Unfortunately for Barry, he'll now be having more nightmares to deal with because "The Hulk" smashed his way to his tenth straight victory by knocking out the heavyweight striker with some vicious strikes from mount.

From the onset, it was obviously Soa wanted the fight to hit the ground attempting two early takedowns, landing one of them. Once the action hit the Octagon floor, "HD" tried a kimura to no avail, which allowed Palelei to obtain top control.

It was all she wrote from there, as the Aussie proceeded to use his size advantage to unleash some fast and furious ground-and-pound action which put Barry to sleep, handing him his second consecutive knockout (KO) loss.

So, what went wrong for Barry?

It's simple: He's a small heavyweight fighting in a land occupied by towering giants that outweigh him night in and night out. Standing at 5 ft., 11 in. and weighing in at 237 pounds, Barry is easily one of the smallest and lightest fighters in the 265-pound division.

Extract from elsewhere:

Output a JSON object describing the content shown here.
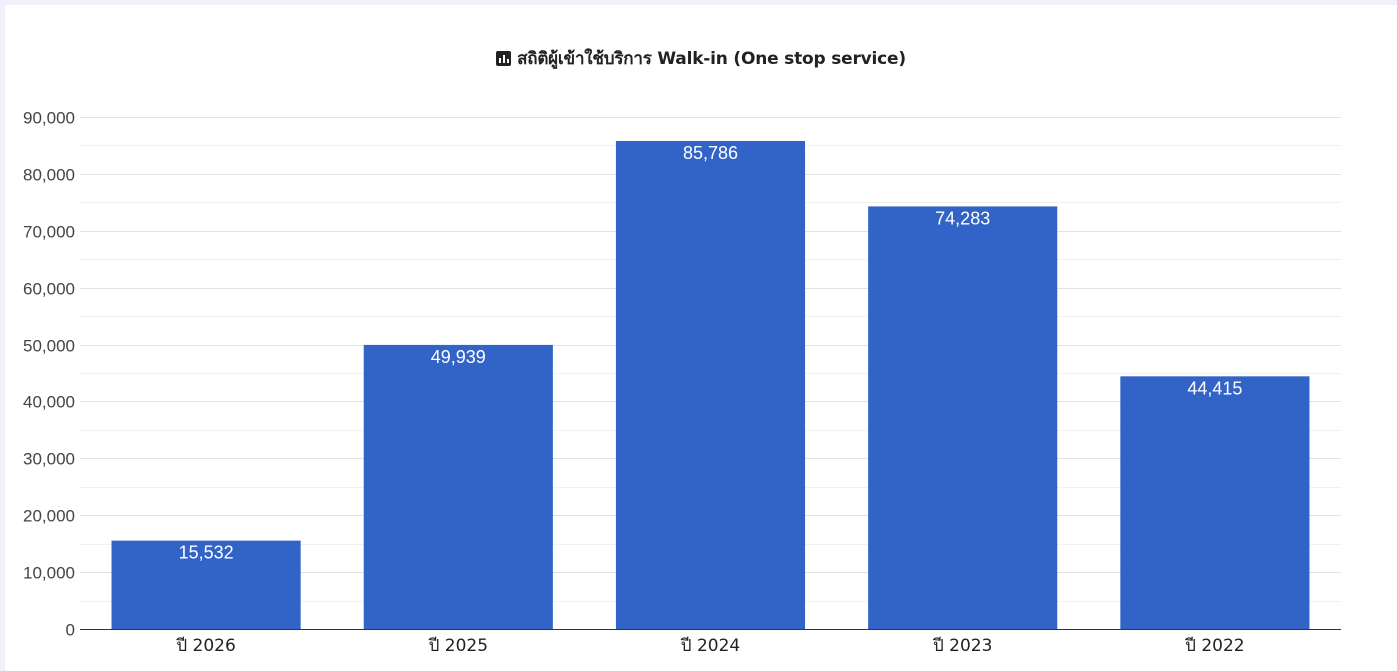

Sure, the former kickboxer has enjoyed success in the past, knocking out bigger men while in K-1 and winning five bouts in the weight class since making his debut in 2009, but losing six of his bouts to much bigger men such as Stefan Struve, Lavar Johnson and Cheick Kongo aren't doing him any favors if he wants to continue his career inside the Octagon.

No one can deny the tenacity and striking power that Barry packs in his compact frame, but if he wants to find some success and end his woes inside the cage, a change must be made.

Having said that, Barry needs to take a page out of Daniel Cormier's book and consider a drop to the light heavyweight division, a place where he won't have to worry about being outweighed by 30-plus pounds come fight night.

If anything, he'll likely be one of the hardest punchers in the division if he can cut the weight properly while not losing a lot of his strength.

Furthermore, the behemoths that call the heavyweight division home aren't getting any smaller and I shutter to think what will happen if he finds himself locked inside the cage against monsters such as Alistair Overeem, Antonio Silva and Junior dos Santos.

Is it time for a change, or time to hang 'em up?